Et plus rapide que l’éclair, il se glissa, passa entre les jambes du colosse solidement arcbouté, et lui bondissant à califourchon sur les épaules, il lui posa sur le crâne la gueule béante d’un revolver à six coups.

— En v’là de la gymnastique ! dit la Cigale, qui ne tourna même pas la tête du côté du voyou. Faudrait voir à ne pas jouer avec les armes à feu, tu pourrais te blesser, petit.

Mouchette dégringola du haut de son perchoir et se retrouva en un instant sur ses jambes :

— T’es un rude mâle, sais-tu, la Cigale ?

— Je le sais.

— Si j’ai jamais besoin d’un coup de main, je peux-t’y compter sur toi ?

— Pour le bien, toujours.

— Je laisse le mal à Coquillard. Je suis le fils de la Pacline… c’est-à-dire son fils… enfin, je mange son pain, et je ne veux pas gagner le mien plus malhonnêtement qu’elle, la pauvre femme.

— Alors, pourquoi portes-tu des outils à six bouches, comme celui-là, dans ton portefeuille ?

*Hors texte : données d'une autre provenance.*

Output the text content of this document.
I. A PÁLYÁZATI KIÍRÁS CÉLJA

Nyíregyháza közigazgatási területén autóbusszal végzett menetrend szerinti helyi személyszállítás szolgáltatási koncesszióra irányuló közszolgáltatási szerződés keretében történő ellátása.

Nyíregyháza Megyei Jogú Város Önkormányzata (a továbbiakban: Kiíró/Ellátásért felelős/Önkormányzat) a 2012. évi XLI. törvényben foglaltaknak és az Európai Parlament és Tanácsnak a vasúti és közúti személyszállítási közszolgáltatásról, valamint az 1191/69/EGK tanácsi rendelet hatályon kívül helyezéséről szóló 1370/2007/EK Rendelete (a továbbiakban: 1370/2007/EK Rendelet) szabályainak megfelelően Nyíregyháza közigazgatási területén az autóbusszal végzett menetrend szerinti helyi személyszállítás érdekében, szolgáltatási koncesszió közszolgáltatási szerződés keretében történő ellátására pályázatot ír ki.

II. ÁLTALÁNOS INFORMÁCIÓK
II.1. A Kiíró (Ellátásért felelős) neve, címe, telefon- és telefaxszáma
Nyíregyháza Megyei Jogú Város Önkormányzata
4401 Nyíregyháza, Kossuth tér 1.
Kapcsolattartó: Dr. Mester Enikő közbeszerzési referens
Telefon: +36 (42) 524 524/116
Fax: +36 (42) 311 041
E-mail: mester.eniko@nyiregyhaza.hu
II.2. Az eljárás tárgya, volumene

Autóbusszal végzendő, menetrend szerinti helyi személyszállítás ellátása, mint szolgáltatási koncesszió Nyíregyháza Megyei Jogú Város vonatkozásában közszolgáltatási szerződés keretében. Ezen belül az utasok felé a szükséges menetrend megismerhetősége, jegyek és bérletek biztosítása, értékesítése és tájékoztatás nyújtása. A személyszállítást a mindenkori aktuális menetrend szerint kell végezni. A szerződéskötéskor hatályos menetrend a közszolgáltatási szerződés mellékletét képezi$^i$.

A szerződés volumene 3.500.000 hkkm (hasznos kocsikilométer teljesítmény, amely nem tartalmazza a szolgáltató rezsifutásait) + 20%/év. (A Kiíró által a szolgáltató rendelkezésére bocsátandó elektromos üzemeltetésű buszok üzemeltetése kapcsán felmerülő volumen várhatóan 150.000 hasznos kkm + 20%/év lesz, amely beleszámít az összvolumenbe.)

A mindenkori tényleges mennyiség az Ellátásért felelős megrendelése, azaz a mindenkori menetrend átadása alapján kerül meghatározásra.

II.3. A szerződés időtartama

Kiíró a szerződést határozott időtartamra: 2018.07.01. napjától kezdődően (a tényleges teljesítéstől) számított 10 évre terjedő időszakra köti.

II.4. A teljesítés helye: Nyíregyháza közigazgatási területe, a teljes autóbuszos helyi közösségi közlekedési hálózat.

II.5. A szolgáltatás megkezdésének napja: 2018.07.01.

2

— C’est un cadeau qu’on m’a fait.

— Qui ça ?

— Une riche Anglaise dont j’ai retrouvé le king’s charles. Je lui rapporte son caniche, elle pleure de joie dans mon sein et m’offre de l’argent. « Merci bien, que je lui fais, je reçois rien des femmes. — Aoh ! portant, jé volé récompenser vô. » Il y avait ce joujou sur la cheminée. Je lui dis : « Eh ben ! ma bonne dame, donnez-moi ce machin-là. — Le revolver de milord Blackword, jé donné à vô tôt de même. »

— Et ça t’a servi ?

— À rien, mais l’avenir est à Dieu, et le revolver est à moi. — C’est égal. — La morale de la chose, la v’là : Il n’y a pas de poigne grosse comme la tienne qui soit plus forte qu’une de ces petites balles pointues.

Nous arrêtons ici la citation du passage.